Le leader d’Yisrael Beytenu, Avigdor Liberman, dans un tweet, a déclaré « Pindrus et les membres de Yahadout HaTorah, qui ne servent pas dans l’armée et vivent aux frais des contribuables, ce sont eux les shiksa. »

« Ceux qui ont besoin de faire shiva sont ceux qui ont enterré les valeurs du peuple juif. Tout soldat qui sert dans l’armée israélienne et qui s’est converti dans l’armée est plus juif que tous les étudiants de la Yeshiva Mir réunis », a ajouté M. Liberman en parlant d’une institution phare Haredi.

Le leader de Yamina, Naftali Bennett, qui était auparavant ministre des Affaires de la Diaspora, a qualifié cette désignation de « honteuse » et a promis que les convertis par l’intermédiaire de l’armée ne verraient pas leur judéité remise en question.

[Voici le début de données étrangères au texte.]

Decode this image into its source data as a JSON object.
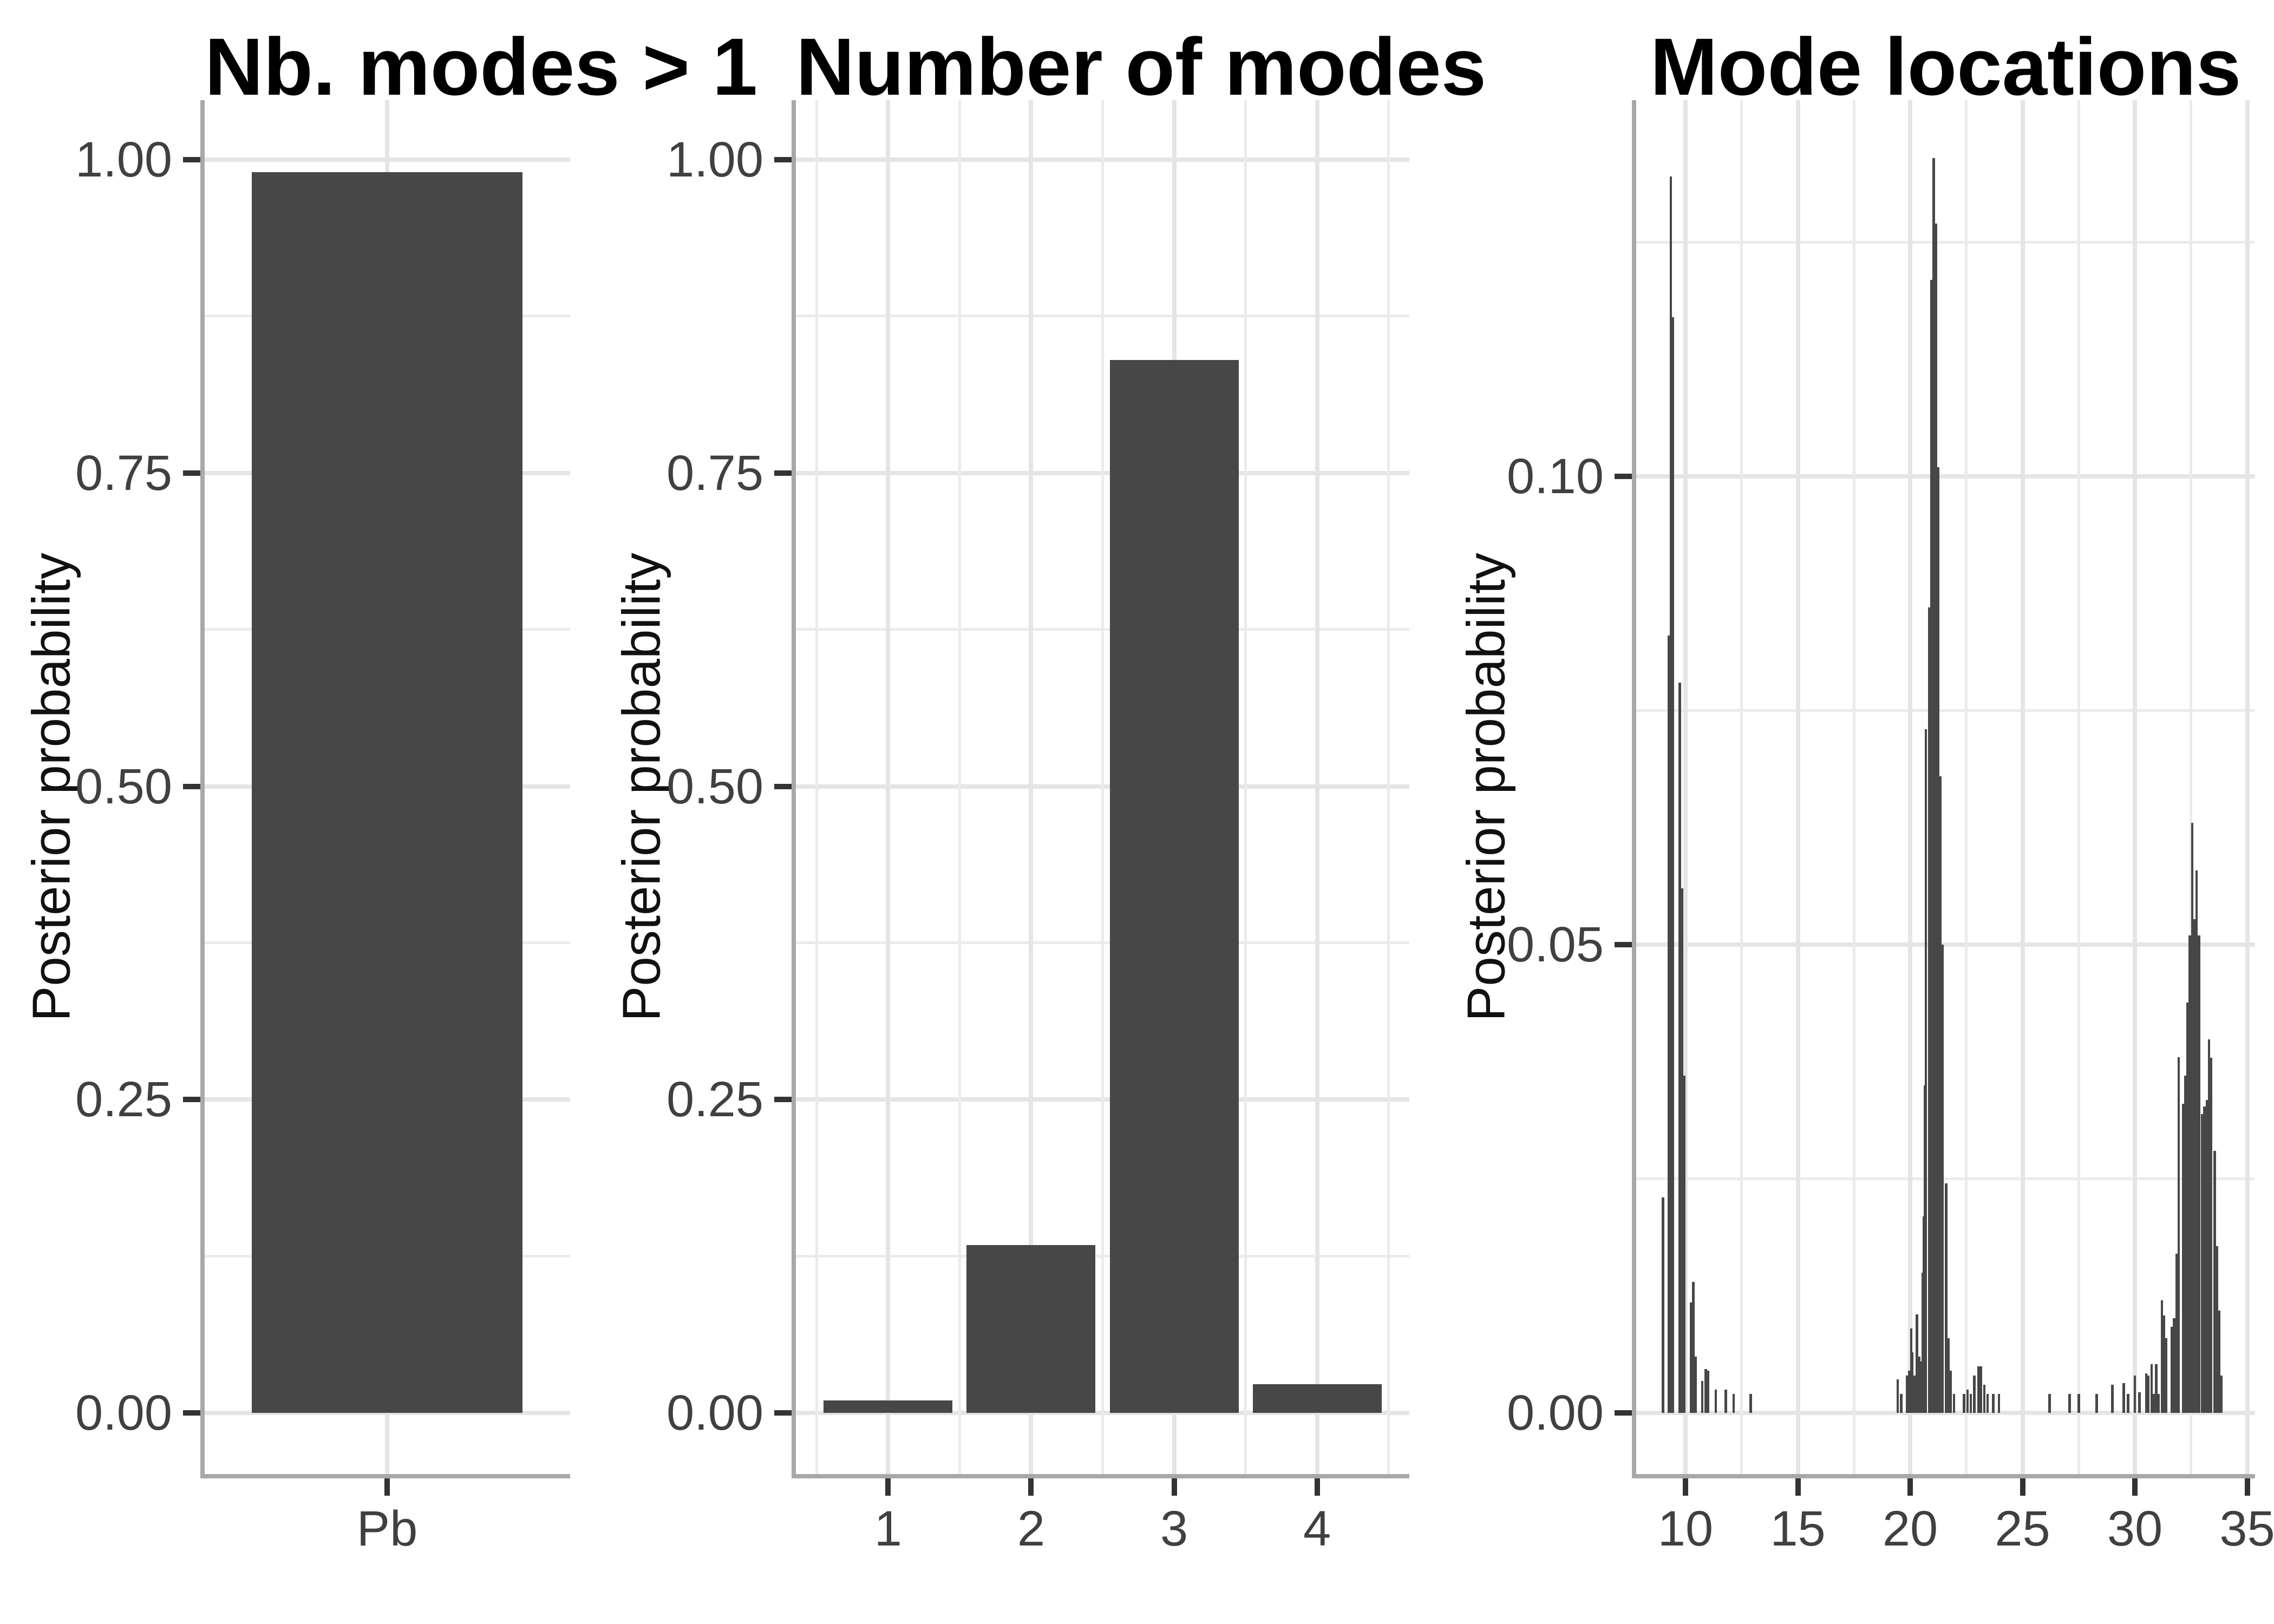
{
  "colors": {
    "bar_fill": "#474747",
    "grid_major": "#E5E5E5",
    "grid_minor": "#EBEBEB",
    "axis_line": "#A8A8A8",
    "tick_mark": "#333333",
    "tick_label": "#404040",
    "title": "#000000"
  },
  "chart_data": [
    {
      "type": "bar",
      "title": "Nb. modes > 1",
      "ylabel": "Posterior probability",
      "xlabel": "",
      "categories": [
        "Pb"
      ],
      "values": [
        0.99
      ],
      "ylim": [
        0,
        1.05
      ],
      "y_ticks": [
        {
          "v": 0.0,
          "label": "0.00"
        },
        {
          "v": 0.25,
          "label": "0.25"
        },
        {
          "v": 0.5,
          "label": "0.50"
        },
        {
          "v": 0.75,
          "label": "0.75"
        },
        {
          "v": 1.0,
          "label": "1.00"
        }
      ],
      "y_minor": [
        0.125,
        0.375,
        0.625,
        0.875
      ],
      "grid": "on",
      "legend": "none"
    },
    {
      "type": "bar",
      "title": "Number of modes",
      "ylabel": "Posterior probability",
      "xlabel": "",
      "categories": [
        "1",
        "2",
        "3",
        "4"
      ],
      "x_positions": [
        1,
        2,
        3,
        4
      ],
      "values": [
        0.01,
        0.134,
        0.84,
        0.023
      ],
      "xlim": [
        0.355,
        4.645
      ],
      "x_minor": [
        0.5,
        1.5,
        2.5,
        3.5,
        4.5
      ],
      "ylim": [
        0,
        1.05
      ],
      "y_ticks": [
        {
          "v": 0.0,
          "label": "0.00"
        },
        {
          "v": 0.25,
          "label": "0.25"
        },
        {
          "v": 0.5,
          "label": "0.50"
        },
        {
          "v": 0.75,
          "label": "0.75"
        },
        {
          "v": 1.0,
          "label": "1.00"
        }
      ],
      "y_minor": [
        0.125,
        0.375,
        0.625,
        0.875
      ],
      "grid": "on",
      "legend": "none"
    },
    {
      "type": "histogram",
      "title": "Mode locations",
      "ylabel": "Posterior probability",
      "xlabel": "",
      "xlim": [
        7.8,
        35.4
      ],
      "ylim": [
        0,
        0.14
      ],
      "bin_width": 0.1,
      "x_ticks": [
        {
          "v": 10,
          "label": "10"
        },
        {
          "v": 15,
          "label": "15"
        },
        {
          "v": 20,
          "label": "20"
        },
        {
          "v": 25,
          "label": "25"
        },
        {
          "v": 30,
          "label": "30"
        },
        {
          "v": 35,
          "label": "35"
        }
      ],
      "x_minor": [
        12.5,
        17.5,
        22.5,
        27.5,
        32.5
      ],
      "y_ticks": [
        {
          "v": 0.0,
          "label": "0.00"
        },
        {
          "v": 0.05,
          "label": "0.05"
        },
        {
          "v": 0.1,
          "label": "0.10"
        }
      ],
      "y_minor": [
        0.025,
        0.075,
        0.125
      ],
      "grid": "on",
      "legend": "none",
      "bars": [
        [
          9.0,
          0.023
        ],
        [
          9.25,
          0.083
        ],
        [
          9.35,
          0.132
        ],
        [
          9.45,
          0.117
        ],
        [
          9.75,
          0.078
        ],
        [
          9.85,
          0.056
        ],
        [
          9.95,
          0.036
        ],
        [
          10.25,
          0.0118
        ],
        [
          10.35,
          0.014
        ],
        [
          10.45,
          0.006
        ],
        [
          10.75,
          0.0034
        ],
        [
          10.9,
          0.0047
        ],
        [
          11.0,
          0.0045
        ],
        [
          11.35,
          0.0025
        ],
        [
          11.8,
          0.0025
        ],
        [
          12.15,
          0.002
        ],
        [
          12.9,
          0.002
        ],
        [
          19.45,
          0.0036
        ],
        [
          19.6,
          0.002
        ],
        [
          19.85,
          0.004
        ],
        [
          19.95,
          0.0045
        ],
        [
          20.05,
          0.009
        ],
        [
          20.1,
          0.0065
        ],
        [
          20.2,
          0.004
        ],
        [
          20.3,
          0.0105
        ],
        [
          20.4,
          0.006
        ],
        [
          20.5,
          0.0055
        ],
        [
          20.55,
          0.015
        ],
        [
          20.6,
          0.021
        ],
        [
          20.65,
          0.035
        ],
        [
          20.7,
          0.073
        ],
        [
          20.85,
          0.086
        ],
        [
          20.95,
          0.121
        ],
        [
          21.05,
          0.134
        ],
        [
          21.15,
          0.127
        ],
        [
          21.25,
          0.101
        ],
        [
          21.35,
          0.068
        ],
        [
          21.45,
          0.05
        ],
        [
          21.6,
          0.0245
        ],
        [
          21.7,
          0.008
        ],
        [
          21.8,
          0.0045
        ],
        [
          21.95,
          0.002
        ],
        [
          22.4,
          0.002
        ],
        [
          22.55,
          0.0025
        ],
        [
          22.7,
          0.002
        ],
        [
          22.85,
          0.004
        ],
        [
          23.05,
          0.005
        ],
        [
          23.15,
          0.005
        ],
        [
          23.3,
          0.003
        ],
        [
          23.45,
          0.002
        ],
        [
          23.7,
          0.002
        ],
        [
          23.95,
          0.002
        ],
        [
          26.2,
          0.002
        ],
        [
          27.1,
          0.002
        ],
        [
          27.5,
          0.002
        ],
        [
          28.3,
          0.002
        ],
        [
          29.0,
          0.003
        ],
        [
          29.5,
          0.0032
        ],
        [
          29.7,
          0.002
        ],
        [
          30.0,
          0.004
        ],
        [
          30.2,
          0.0022
        ],
        [
          30.5,
          0.0042
        ],
        [
          30.6,
          0.004
        ],
        [
          30.75,
          0.0052
        ],
        [
          30.85,
          0.002
        ],
        [
          30.95,
          0.0052
        ],
        [
          31.05,
          0.002
        ],
        [
          31.2,
          0.012
        ],
        [
          31.3,
          0.0104
        ],
        [
          31.4,
          0.008
        ],
        [
          31.65,
          0.0092
        ],
        [
          31.75,
          0.0101
        ],
        [
          31.85,
          0.017
        ],
        [
          31.95,
          0.038
        ],
        [
          32.15,
          0.033
        ],
        [
          32.25,
          0.036
        ],
        [
          32.35,
          0.0438
        ],
        [
          32.45,
          0.051
        ],
        [
          32.55,
          0.063
        ],
        [
          32.65,
          0.0527
        ],
        [
          32.75,
          0.0579
        ],
        [
          32.85,
          0.051
        ],
        [
          33.0,
          0.0319
        ],
        [
          33.1,
          0.0327
        ],
        [
          33.2,
          0.0334
        ],
        [
          33.3,
          0.0399
        ],
        [
          33.4,
          0.0379
        ],
        [
          33.55,
          0.028
        ],
        [
          33.65,
          0.0178
        ],
        [
          33.75,
          0.0109
        ],
        [
          33.85,
          0.004
        ]
      ]
    }
  ]
}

Les commentaires de Pindrus sont arrivés le jour même où la Cour suprême de justice a statué que les conversions au judaïsme effectuées par les mouvements libéraux en Israël seraient reconnues aux fins de la citoyenneté. Cette décision, qui met à mal le monopole orthodoxe sur la religion en Israël, a été (très) largement condamnée par les députés Haredi, qui ont juré de faire passer une loi pour l’annuler.

Pindrus a déclaré mardi que la conversation avec le panel avait été enregistrée avant la décision de la Cour suprême.

Dans une interview consécutive à la radio de l’armée, Pindrus n’a pas retiré ses propos. Mais il a déclaré qu’il reconsidérerait son point de vue si le Grand Rabbinat supervisait les conversions du Nativ. Pindrus a déclaré que ni lui ni la Cour Suprême n’avaient l’autorité de décider quelles conversions étaient légitimes – une appréciation qu’il laissait aux rabbins.

« Les fausses conversions sont une question religieuse, et non nationale ou civile. La Cour suprême n’a pas le pouvoir de décider si un converti réformé est juif ou non », a-t-il déclaré.

Le député de Yahadout HaTorah à la Knesset a également balayé les critiques formulées à son encontre par d’autres politiciens.

« On peut être un citoyen qui contribue à l’État et ne pas être juif, ou être un juif qui ne contribue pas à l’État », a déclaré M. Pindrus.